As of 2024, RCACopilot has been in use for over four years across more than 30 service teams. Despite defining information gathering flows being somewhat labor-intensive, many on-call engineers (OCEs) reported high satisfaction in surveys. This satisfaction can be attributed to the ability to save and reuse information gathering logic.

Takeaway
RCACopilot is an AI-assisted system for root cause analysis that leverages LLMs for summarizing logs. It follows a structured flow of information gathering and root cause prediction, with LLMs providing the final root cause analysis.

Effective Utilization of Logs and Traces Link to heading

Finally, let me introduce some approaches for utilizing logs. When handling logs in AIOps, you need to address the following challenges:

  • Large Data Volume: The amount of log data generated by monitoring systems can reach hundreds of terabytes per day. To use logs for near-real-time incident response, data processing algorithms and pipeline infrastructures with the same throughput as ingestion are required.
  • Difficulty in Parsing Logs: Parsing logs involves breaking down log messages into the templates and parameters used to generate them. This is akin to predicting the code that produced the message. Effective log parsing requires appropriate log clustering methods.
  • Severe Data Imbalance: Training data for anomaly prediction models needs to include balanced data from both “normal” and “abnormal” times. However, abnormal data is typically extremely scarce, necessitating strategies (e.g., sampling) to address this imbalance.

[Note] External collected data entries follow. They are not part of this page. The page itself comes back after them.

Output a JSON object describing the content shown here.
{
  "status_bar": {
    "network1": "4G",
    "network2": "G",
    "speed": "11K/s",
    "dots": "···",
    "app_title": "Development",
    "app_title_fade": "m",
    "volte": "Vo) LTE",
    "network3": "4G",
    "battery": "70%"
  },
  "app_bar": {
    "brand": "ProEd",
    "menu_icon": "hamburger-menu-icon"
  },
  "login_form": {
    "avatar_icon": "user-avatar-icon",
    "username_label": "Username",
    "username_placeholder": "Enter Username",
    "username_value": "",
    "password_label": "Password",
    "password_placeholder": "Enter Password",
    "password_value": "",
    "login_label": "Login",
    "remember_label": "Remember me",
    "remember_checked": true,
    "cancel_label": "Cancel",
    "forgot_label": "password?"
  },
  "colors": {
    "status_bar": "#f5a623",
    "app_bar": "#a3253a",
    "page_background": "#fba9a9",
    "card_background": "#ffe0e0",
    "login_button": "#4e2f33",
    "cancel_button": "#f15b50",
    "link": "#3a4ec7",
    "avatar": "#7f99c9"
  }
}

From the perspective of reducing data volume, “Log2”, presented in 2015, is quite intriguing44. Log2 provides basic APIs (Begin and End) to measure the execution time of certain processes. This API records data only if the measured time significantly deviates from past measurements, minimizing unnecessary data recording.

In the following year, an incident linking system called “LogCluster” was introduced and its log processing technique is interesting45. Assuming that even a vast number of log sequences are actually derived from a limited number of codes, it aggregates logs into clusters (conceputually corresponding to codes) and extracts the representative values of those clusters.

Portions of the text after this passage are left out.